The Fisherman's Son by Michael Koepf

The Fisherman's Son by Michael Koepf

Author:Michael Koepf [Köepf, Michael]
Language: eng
Format: epub
ISBN: 978-0-307-76686-1
Publisher: Crown
Published: 2010-10-06T00:00:00+00:00


His mother was in a “secret pal” club. Each month she sent and received a present, each recipient not knowing who the sender was. After several months, the women had a party to reveal themselves to one another. Most of the women were fishermen’s wives—his mother’s friends from the cannery. They opened their gifts with glee, gifts they never received from their husbands, gone on the sea. They exchanged things that made them look and smell better, knick-knacks, cheap copies of things movie stars and rich magazine women had in their homes: plastic fruit bowls made to look like crystal; plaster-of-paris ballerinas, made in Japan, that danced on top of music boxes like expensive French porcelains. Sometimes these same women dressed up for Tupperware parties and get-togethers where salesmen who looked nothing like fishermen sold pots and pans. The women spoke of better homes they would someday get to live in, homes without stacks of crab pots in the yard. Neil knew his mother wanted more out of life than a full bin of silver fish, or a four-day nap in the wind. The sea had made his father a solitary seabird. His mother, on the land, was a social swallow, flying this way and that in pursuit of her dream. She was now a full-fledged member of the Rebecca’s Lodge, the club Father Kerrigan came to warn her about, a club that was Protestant to the point of mortal sin.

On Friday nights, she would go to the Rebecca’s meeting upstairs at the Odd Fellows Hall on Main Street in town, while he and Paul went to the movies. One night they came back from the show early, waiting in a kitchen with long tables for her meeting to finish. The entrance to the meeting room was blocked by a big door, which had a peephole in it, covered by a swinging oval of wood. The door was guarded by a huge woman in an apron, who worked in the kitchen. When the woman wasn’t looking, he and Paul stole a peek through the peephole.

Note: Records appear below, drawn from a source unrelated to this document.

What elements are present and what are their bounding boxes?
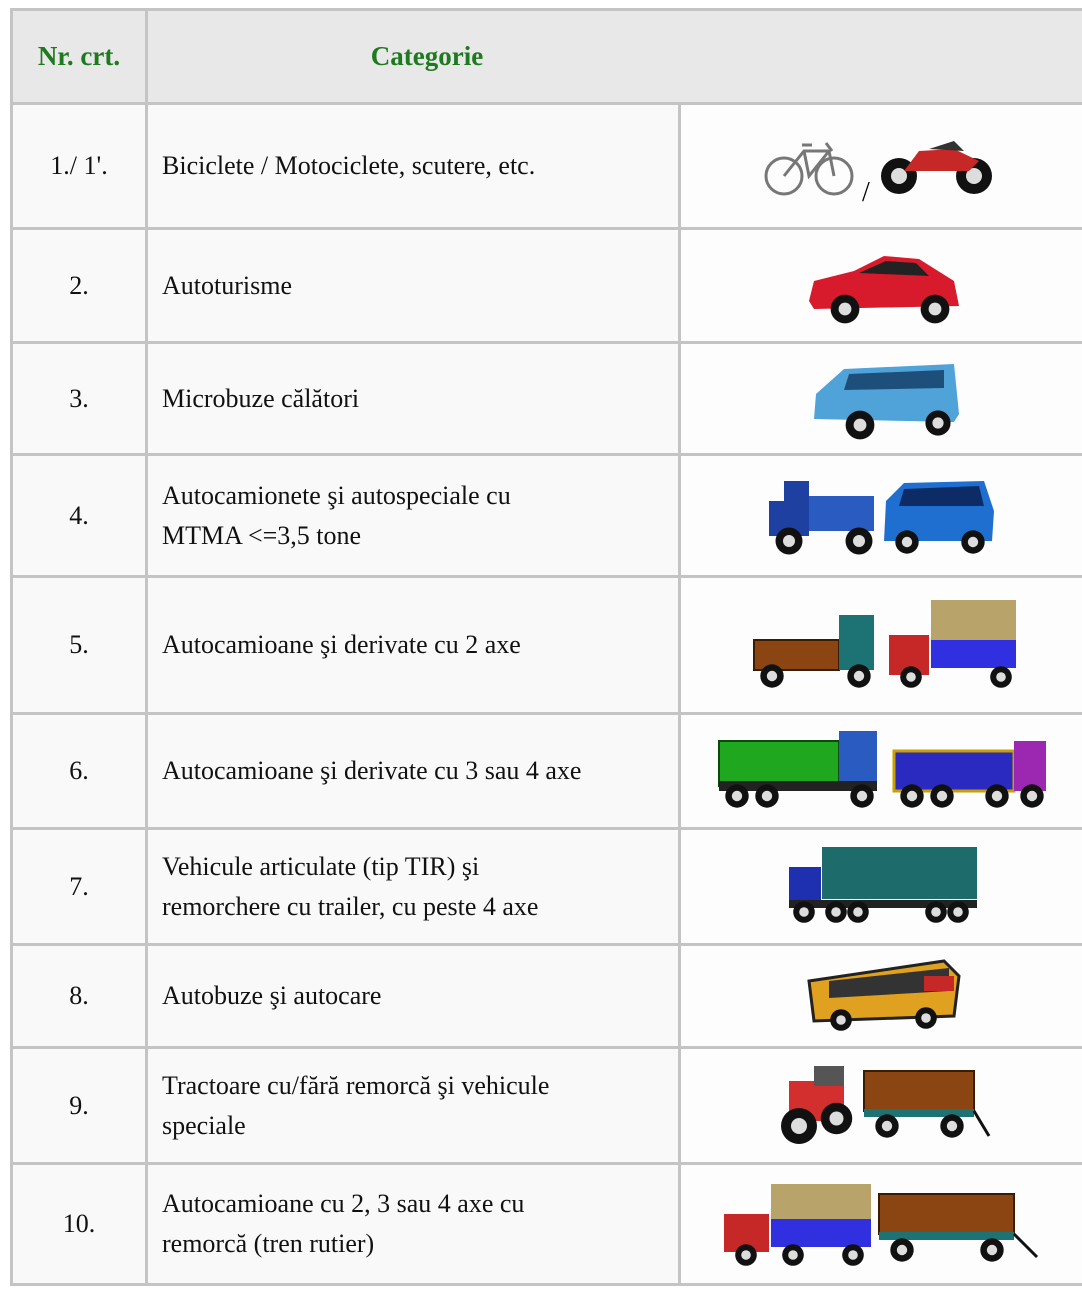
row-category: Autobuze şi autocare (145, 943, 681, 1049)
icon-tractor (780, 1065, 990, 1144)
category-line: Autocamionete şi autospeciale cu (162, 480, 511, 510)
table-row: 10. Autocamioane cu 2, 3 sau 4 axe cu remo… (10, 1162, 1082, 1286)
icon-van (813, 363, 959, 439)
row-icon (677, 1046, 1082, 1165)
header-number: Nr. crt. (10, 8, 148, 105)
row-number: 1./ 1'. (10, 102, 148, 230)
icon-trucks-3-4-axles (717, 731, 1046, 808)
category-line: Autobuze şi autocare (162, 981, 382, 1010)
header-category: Categorie (144, 8, 1082, 105)
icon-car (808, 255, 959, 323)
table-row: 4. Autocamionete şi autospeciale cu MTMA <… (10, 453, 1082, 578)
row-icon (677, 1162, 1082, 1286)
row-number: 5. (10, 575, 148, 715)
category-line: remorchere cu trailer, cu peste 4 axe (162, 891, 539, 921)
category-line: speciale (162, 1110, 246, 1140)
row-number: 10. (10, 1162, 148, 1286)
row-number: 3. (10, 341, 148, 456)
row-number: 4. (10, 453, 148, 578)
category-line: Vehicule articulate (tip TIR) şi (162, 851, 480, 881)
row-category: Autocamioane şi derivate cu 2 axe (145, 575, 681, 715)
category-line: Autocamioane şi derivate cu 2 axe (162, 630, 521, 659)
icon-trucks-2-axles (752, 600, 1016, 688)
row-icon: / (677, 102, 1082, 230)
category-line: MTMA <=3,5 tone (162, 520, 362, 550)
row-number: 8. (10, 943, 148, 1049)
header-row: Nr. crt. Categorie (10, 8, 1082, 105)
row-number: 6. (10, 712, 148, 830)
row-number: 9. (10, 1046, 148, 1165)
table-row: 6. Autocamioane şi derivate cu 3 sau 4 ax… (10, 712, 1082, 830)
table-row: 2. Autoturisme (10, 227, 1082, 344)
row-category: Microbuze călători (145, 341, 681, 456)
row-number: 2. (10, 227, 148, 344)
category-line: Autocamioane şi derivate cu 3 sau 4 axe (162, 756, 582, 785)
table-row: 9. Tractoare cu/fără remorcă şi vehicule s… (10, 1046, 1082, 1165)
category-line: remorcă (tren rutier) (162, 1229, 375, 1258)
row-icon (677, 943, 1082, 1049)
row-category: Vehicule articulate (tip TIR) şi remorche… (145, 827, 681, 946)
table-row: 1./ 1'. Biciclete / Motociclete, scutere,… (10, 102, 1082, 230)
header-category-text: Categorie (370, 41, 484, 71)
row-icon (677, 453, 1082, 578)
category-line: Autocamioane cu 2, 3 sau 4 axe cu (162, 1189, 525, 1218)
icon-bike-moto: / (764, 141, 992, 208)
category-line: Biciclete / Motociclete, scutere, etc. (162, 151, 536, 180)
row-category: Autocamioane cu 2, 3 sau 4 axe cu remorcă… (145, 1162, 681, 1286)
row-category: Biciclete / Motociclete, scutere, etc. (145, 102, 681, 230)
icon-tir (788, 846, 977, 923)
icon-pickup-van (768, 480, 994, 554)
row-icon (677, 827, 1082, 946)
row-icon (677, 712, 1082, 830)
category-line: Tractoare cu/fără remorcă şi vehicule (162, 1070, 550, 1100)
icon-separator: / (862, 177, 870, 208)
row-icon (677, 575, 1082, 715)
row-icon (677, 341, 1082, 456)
row-category: Autocamionete şi autospeciale cu MTMA <=3… (145, 453, 681, 578)
row-number: 7. (10, 827, 148, 946)
table-row: 5. Autocamioane şi derivate cu 2 axe (10, 575, 1082, 715)
row-category: Autoturisme (145, 227, 681, 344)
table-row: 7. Vehicule articulate (tip TIR) şi remorc… (10, 827, 1082, 946)
table-row: 3. Microbuze călători (10, 341, 1082, 456)
icon-bus (806, 959, 961, 1031)
row-category: Autocamioane şi derivate cu 3 sau 4 axe (145, 712, 681, 830)
table-body: 1./ 1'. Biciclete / Motociclete, scutere,… (10, 102, 1082, 1286)
row-category: Tractoare cu/fără remorcă şi vehicule spe… (145, 1046, 681, 1165)
row-icon (677, 227, 1082, 344)
category-line: Autoturisme (162, 270, 292, 300)
category-line: Microbuze călători (162, 383, 360, 413)
icon-road-train (723, 1184, 1038, 1266)
table-row: 8. Autobuze şi autocare (10, 943, 1082, 1049)
vehicle-table: Nr. crt. Categorie 1./ 1'. Biciclete / Mo… (10, 8, 1082, 1286)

What they saw was a wonder, an astonishment: On a platform in the center of the room, a line of women sat like a court of stately queens and obedient princesses. Their mother, dressed in a pink satin gown with a floral corsage pinned to her waist, paraded before the platform, along with other women wearing satin gowns and broad sashes of silk. Their mother looked like a movie star in a musical. Neil and Paul could see Bernice Bergstrom—she was one of the ladies on a throne. At the cannery, Ott’s wife was just another woman standing on the fish line, digging her fingers into cooked fish. Here, she was a queen, ruling a court of housewives, cannery workers, and fishermen’s wives. The women were like magic caterpillars changing themselves into butterflies and back again anytime they chose. They lived in a world of secret dreams. They wanted more than the cold, constant world of the fishermen.